I'm talking about the cloud from a customers perspective, those who don't or who have owned there own hardware - like one of my clients for example that ran all their stuff in house. It cost them way to much money, staff, utilities etc., and there business has nothing to do with tech even to begin with. For them it makes much more sense to use the cloud, I still think they should rent regular servers lol.. but even the cloud makes ten times more sense for them than owning and having to manage their own hardware.
In those cases I think it makes much more sense to use someone elses infrastructure than your own.
so, what benefit "pay until you own?"
I think when you have enough servers rented that it makes much more sense to own your own physical hardware rather than renting, like a lot of the big providers here like SplitIce said: BuyVM, Prometeus, Cloud Shards, VPSDime etc.,
Also probably if you have enough experience being successful and are profitable too. I'm sure you probably save a lot of money over renting, I'm guessing - since I don't own any of my own hardware - that if you got close to the point of renting an quarter rack to a of hardware it would start to make sense, maybe half.
But i could be completely wrong, I'm sure there are much more experienced here who could give you a more accurate figure though...
@klanggen
If you live close to the datacenter, you just get there and bring your hardware home, also you start to lease another one from the company... this way, you can sell the old hardware every year and get a few bucks for it...
still not worth to do this i guess, because the monthly price is a little bit pricier then paying for the same server at another provider, because they build in the loss of hardware at the end of the year in their monthly price. This way the price you can get for selling the old hardware is pretty much the same as the difference between the monthly fee of rent to own and normal renting service.
The only ones worth it are brand new hardware (not some ebay stuff) and 12 months. Anything longer - not really.
So say Rent To Own for E3 V3 $x/month for 12 months and then after that you just colo it or ship it elsewhere.
The idea is say you plan on keeping this server for 36 months then over a 36 months period you'd save money compared to renting for 36 months.
A lot of providers do Rent To Own as a means to lock you in. So it's win win on both sides. It's based on the idea that the user is likely to pay for the 12 months.
There's also buy downs - e.g. paying $x upfront and paying less every month - a sort of in between step.
Yes sometimes pay until you own means you buy rack server from comppany, then you pay until its your own, after that you pay only for traffic and electricity, okay to be honest its not great business and its not good for customers because all hardware becomes old and outdated.

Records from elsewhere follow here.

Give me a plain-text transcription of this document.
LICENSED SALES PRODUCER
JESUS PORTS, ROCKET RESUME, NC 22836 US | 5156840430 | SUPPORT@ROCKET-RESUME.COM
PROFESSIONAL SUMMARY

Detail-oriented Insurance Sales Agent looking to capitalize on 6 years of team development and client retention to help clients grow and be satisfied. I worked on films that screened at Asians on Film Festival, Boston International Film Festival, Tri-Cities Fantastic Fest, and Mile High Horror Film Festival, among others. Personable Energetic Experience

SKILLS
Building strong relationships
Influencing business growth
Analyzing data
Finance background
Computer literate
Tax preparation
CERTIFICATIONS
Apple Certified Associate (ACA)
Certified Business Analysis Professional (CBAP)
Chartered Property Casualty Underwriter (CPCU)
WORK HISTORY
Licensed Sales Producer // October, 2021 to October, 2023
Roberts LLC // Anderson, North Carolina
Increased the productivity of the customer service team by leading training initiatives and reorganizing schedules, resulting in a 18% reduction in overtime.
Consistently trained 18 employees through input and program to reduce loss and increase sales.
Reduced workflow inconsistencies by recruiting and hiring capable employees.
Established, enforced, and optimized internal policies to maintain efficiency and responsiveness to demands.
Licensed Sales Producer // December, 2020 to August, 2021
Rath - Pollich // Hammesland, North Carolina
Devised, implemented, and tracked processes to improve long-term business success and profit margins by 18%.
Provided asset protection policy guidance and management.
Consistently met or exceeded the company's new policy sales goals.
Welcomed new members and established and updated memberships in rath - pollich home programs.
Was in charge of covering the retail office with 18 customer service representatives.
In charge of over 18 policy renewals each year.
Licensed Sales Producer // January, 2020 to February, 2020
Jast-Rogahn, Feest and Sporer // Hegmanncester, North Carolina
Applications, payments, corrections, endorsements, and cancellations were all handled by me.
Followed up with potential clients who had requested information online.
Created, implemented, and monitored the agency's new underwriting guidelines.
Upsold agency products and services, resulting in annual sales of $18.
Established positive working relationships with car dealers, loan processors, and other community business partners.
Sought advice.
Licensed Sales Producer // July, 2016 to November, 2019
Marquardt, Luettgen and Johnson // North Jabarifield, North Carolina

Exsample you buy brand new samsung galaxy with pay until you own apx 24 months, of course you feel so happy at the first but after a while you see oh my phone is outdated and still 18 months to go nothing to do, its like a marriage with the comppany.
No, it's like a rental program. You don't have to pay upfront. You might not have that money or want to spend it like that.
It's all about ROI, with the number of $49 deals on E3's with decent RAM it's hard to justify RTO sometimes. A used E3 with 8GB RAM and 1 HDD in 1U is easily $1000. Minimum colo is $35/month (maybe $25 for some really low end plans but $35 seems to be a mimium reasonable plan) so it would take 71.4 months to break even on colocating that hardware ($49 - $35 = $14 for hardware).
What I want is a $49 E3 with one time HDD and RAM fees
awesome thread, so is here anyone doing this? i see some posts, but right now have rent to own? in any location, to know and maybe interested.
thanks
I agree with @talsit, I had both co-lo and rented servers for 11 years. Overall cost was lower and up time was better on the rented servers. I got rid of all the co-lo servers two years ago and I just rent servers and VPS now.